STEP 3. USE SDTM SPECIFICATIONS TO GENERATE CODE OF DEFINE.XML
Define.xml generally comprises four sections:
- Table of Contents (TOC, or Data Metadata)
- Collection of Data Definition Tables (Variable Level Metadata)
- Controlled Terminology
- ODM XML Header, Study, and MetaDataVersion
The first two sections constitute the main part of Define.xml.
GENERATE THE TOC SECTION
The TOC catalogues all the datasets (domains) included in the drug submission. It’s fairly straightforward to create an Excel sheet for the TOC based on the SDTM specifications and the SDTM IG.

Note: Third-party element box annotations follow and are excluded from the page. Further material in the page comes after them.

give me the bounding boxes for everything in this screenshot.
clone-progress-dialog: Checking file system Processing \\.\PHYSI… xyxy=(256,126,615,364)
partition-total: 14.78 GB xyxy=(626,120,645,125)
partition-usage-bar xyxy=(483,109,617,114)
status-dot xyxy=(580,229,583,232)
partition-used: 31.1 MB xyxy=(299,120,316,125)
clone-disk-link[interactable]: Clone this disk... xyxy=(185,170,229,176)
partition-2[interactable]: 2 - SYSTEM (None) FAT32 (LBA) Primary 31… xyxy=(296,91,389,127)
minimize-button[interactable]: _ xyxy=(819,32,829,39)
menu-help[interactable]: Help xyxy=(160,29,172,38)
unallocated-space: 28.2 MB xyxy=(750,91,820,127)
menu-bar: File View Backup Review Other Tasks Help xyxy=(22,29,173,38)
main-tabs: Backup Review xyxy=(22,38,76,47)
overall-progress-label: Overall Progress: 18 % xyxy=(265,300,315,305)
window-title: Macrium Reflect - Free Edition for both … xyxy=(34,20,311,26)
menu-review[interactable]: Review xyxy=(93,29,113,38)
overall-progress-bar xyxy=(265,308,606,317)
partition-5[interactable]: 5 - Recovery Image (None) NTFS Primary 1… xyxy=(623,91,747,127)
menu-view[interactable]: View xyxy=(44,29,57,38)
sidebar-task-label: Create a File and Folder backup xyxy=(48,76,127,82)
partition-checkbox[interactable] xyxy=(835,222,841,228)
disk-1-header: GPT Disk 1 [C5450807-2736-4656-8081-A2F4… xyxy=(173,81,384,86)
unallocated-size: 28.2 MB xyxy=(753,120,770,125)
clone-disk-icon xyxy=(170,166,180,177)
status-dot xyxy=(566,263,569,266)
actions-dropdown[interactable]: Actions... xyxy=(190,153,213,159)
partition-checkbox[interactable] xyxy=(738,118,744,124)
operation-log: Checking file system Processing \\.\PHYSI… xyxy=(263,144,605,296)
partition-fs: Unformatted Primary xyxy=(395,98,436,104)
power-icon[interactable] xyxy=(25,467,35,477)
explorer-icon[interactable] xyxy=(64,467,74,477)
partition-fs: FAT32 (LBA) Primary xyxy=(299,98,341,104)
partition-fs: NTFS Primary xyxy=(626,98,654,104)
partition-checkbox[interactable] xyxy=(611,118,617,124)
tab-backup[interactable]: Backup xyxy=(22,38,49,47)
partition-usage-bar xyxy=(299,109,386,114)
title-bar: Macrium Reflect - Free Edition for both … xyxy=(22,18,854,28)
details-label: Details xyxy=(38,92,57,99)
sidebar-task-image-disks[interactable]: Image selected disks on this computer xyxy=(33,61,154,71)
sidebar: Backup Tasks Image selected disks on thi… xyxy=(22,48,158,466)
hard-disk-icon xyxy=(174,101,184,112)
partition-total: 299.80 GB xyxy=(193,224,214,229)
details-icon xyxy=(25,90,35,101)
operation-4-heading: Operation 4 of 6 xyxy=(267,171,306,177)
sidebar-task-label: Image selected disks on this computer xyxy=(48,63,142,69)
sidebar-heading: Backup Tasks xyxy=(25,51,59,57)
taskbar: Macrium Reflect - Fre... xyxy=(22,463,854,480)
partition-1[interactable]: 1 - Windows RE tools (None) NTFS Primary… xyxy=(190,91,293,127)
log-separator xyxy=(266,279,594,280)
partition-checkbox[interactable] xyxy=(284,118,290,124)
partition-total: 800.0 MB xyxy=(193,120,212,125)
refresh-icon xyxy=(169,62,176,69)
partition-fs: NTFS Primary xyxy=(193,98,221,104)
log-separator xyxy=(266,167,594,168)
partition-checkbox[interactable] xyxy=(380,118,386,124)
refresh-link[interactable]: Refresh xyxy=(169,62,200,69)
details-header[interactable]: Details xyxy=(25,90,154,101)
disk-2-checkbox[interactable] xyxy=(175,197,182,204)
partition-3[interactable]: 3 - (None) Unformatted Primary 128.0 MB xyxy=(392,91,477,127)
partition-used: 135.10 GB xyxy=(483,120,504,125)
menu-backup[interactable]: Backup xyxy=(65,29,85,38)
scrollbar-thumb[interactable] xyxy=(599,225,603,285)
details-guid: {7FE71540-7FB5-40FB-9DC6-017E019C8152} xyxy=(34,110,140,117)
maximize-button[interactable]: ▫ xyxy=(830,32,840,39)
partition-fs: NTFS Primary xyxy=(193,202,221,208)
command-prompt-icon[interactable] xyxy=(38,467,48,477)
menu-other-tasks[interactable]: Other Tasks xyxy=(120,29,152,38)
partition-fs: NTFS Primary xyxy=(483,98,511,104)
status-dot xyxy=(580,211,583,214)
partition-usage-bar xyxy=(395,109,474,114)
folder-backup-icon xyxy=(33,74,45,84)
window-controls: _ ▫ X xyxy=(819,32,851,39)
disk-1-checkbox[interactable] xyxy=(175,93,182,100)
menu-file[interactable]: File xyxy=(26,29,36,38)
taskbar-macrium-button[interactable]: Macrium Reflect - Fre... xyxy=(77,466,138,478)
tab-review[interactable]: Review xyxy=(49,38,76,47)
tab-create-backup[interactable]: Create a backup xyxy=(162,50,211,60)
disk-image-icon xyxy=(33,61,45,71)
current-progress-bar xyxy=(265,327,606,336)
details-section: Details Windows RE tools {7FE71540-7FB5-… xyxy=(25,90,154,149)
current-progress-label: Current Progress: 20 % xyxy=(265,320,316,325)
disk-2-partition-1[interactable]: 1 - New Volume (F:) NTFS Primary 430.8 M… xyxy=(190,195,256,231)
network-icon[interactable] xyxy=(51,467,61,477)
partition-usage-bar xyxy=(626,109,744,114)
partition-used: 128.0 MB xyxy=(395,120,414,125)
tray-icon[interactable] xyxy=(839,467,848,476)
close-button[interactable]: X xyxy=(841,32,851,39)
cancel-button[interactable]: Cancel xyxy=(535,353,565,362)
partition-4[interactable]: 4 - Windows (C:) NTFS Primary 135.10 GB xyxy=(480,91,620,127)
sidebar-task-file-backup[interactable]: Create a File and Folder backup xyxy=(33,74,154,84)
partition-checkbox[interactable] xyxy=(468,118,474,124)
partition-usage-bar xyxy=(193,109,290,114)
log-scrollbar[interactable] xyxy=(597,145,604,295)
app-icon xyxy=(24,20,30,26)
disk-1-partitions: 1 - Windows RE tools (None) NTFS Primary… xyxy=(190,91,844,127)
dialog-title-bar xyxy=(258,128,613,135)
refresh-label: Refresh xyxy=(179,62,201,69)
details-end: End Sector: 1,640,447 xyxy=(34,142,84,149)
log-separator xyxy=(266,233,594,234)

The final column generates a hyperlink to the XPT files created earlier. You can use the ODM (Operational Data Model) element — ItemGroupDef to generate XML code for the TOC section. Here’s an example for the AE domain:
<ItemGroupDef OID="AE"
Name="AE"
Repeating="Yes"
IsReferenceData="No"
Purpose=" Tabulation"
def:Label="Adverse Events "
def:Structure="One record per adverse event per subject"
def:DomainKeys="STUDYID, USUBJID, AEDECOD, AESTDTC"
def:Class="Events"
def:ArchiveLocationID="LOCATION.AE">
… …
<def:leaf ID="LOCATION.AE"
xlink:href="ae.xpt">
<def:title>ae.xpt</def:title>
</def:leaf>
</ItemGroupDef >Two hyperlinks — ‘Adverse Events’ and ‘ae.xpt’ are created, which directly link to the corresponding variable level Metadata section and the XPT file of the specific domain, respectively.
In conclusion, while Define.xml generation might seem daunting initially, breaking it down into manageable steps like XPT file generation, Annotated CRF generation, and using SDTM specifications for code generation can greatly simplify the process. Moreover, using familiar tools like Excel can further ease the process, thereby enhancing efficiency and reducing errors.